Hossam, a young Syrian man who was imprisoned between 2012 and 2013 by the Syrian regime forces for protesting, says: “On August 23, 2012, exactly three months had passed since my detainment in a security unit in Damascus. The prison guard opened the door of the underground cell I was sharing with 47 other inmates. He called out seven names, including mine, and asked us to prepare ourselves. We rejoiced, thinking we were about to be released. Other cellmates began congratulating us and asking us to remember their loved ones’ phone numbers."
“Out of sheer optimism, I decided to take off my underwear, which had grown putrid after three months of being worn, day-in and day-out. One of the cellmates warned me to wait a while, lest it turn out not to be time for our release, but I didn’t listen."
“They transferred us to another unit, and once we arrived there, the warden asked us to strip down to our underwear. Though we were about to enter a torture cell, everyone started laughing at me once I took off my clothes, since I was the only one without underwear. I spent three days like that. We would spend the whole day in the courtyard, where I was subjected to additional abuse.

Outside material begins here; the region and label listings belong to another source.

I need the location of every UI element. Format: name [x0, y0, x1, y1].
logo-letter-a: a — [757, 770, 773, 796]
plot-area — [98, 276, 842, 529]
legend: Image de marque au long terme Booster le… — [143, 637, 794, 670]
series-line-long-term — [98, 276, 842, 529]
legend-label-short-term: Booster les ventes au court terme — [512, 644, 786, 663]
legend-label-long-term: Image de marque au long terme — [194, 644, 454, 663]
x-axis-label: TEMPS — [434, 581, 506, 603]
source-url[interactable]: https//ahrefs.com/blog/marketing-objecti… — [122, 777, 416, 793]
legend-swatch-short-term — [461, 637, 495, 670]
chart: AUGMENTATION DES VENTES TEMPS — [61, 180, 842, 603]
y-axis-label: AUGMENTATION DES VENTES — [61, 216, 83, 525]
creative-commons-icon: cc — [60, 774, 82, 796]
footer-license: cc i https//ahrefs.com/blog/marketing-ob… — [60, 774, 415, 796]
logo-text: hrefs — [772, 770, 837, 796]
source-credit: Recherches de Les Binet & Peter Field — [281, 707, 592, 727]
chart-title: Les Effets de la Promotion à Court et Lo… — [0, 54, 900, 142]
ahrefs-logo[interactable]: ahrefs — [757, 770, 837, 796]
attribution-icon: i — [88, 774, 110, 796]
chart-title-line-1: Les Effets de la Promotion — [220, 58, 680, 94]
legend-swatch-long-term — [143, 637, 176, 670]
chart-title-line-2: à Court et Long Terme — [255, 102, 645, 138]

Finally, one of the inmates gave me a pair of shorts to me, and I spent yet another three months in them, before I was released.”
“When I recall those times, I start to laugh, but invariably, the laughter turns into tears later,” Hossam concludes.
A Veiled Man
A solitary wanderer, he speaks to no one, and smiles at everyone. Children gather around him. This is all the locals know about Souheil, the young man who lives alone in a basement in an Idlib sidestreet. Ahmed, one of the locals, says that Souheil is ever-present in the locals’ daily gossip. Envied for his perpetual state of detachment, he has become the subject of common musings and aphorisms. Struck by the difficulties of daily existence, the residents find themselves wishing they were “just like Souheil”, completely unperturbed by their surroundings.
Unlike everyone else, Souheil did not listen to the news or discuss politics, as though supporters or opposition forces were all the same to him. “He was unaware of the political developments around him; the only observable change in his life is the power-cuts, and the security checkpoint that was set up by his house in 2013,” Ahmed says.
In the first months of 2015, when armed opposition forces took over Idlib, Ahmed explains that they “spent three days inside the house during the clashes. We only came out after things settled down, and Jaish al-Fath had taken control of the city, eliminating the regime checkpoints. When I came out the first day to buy food, I found Souheil walking down the street, wearing a veil like a lady, as some children followed him laughing. A few people tried to convince him to remove the veil, but he refused.”
“Perhaps he sensed the danger and thought this would be the best way to protect himself against new fighters, particularly since the Islamist forces that took over forced little girls to wear the veil,” Ahmed concludes.
Such tragicomic oddities have come to mark the landscape of six years of war, as the pursuit of survival becomes an increasingly impossible task for all Syrians.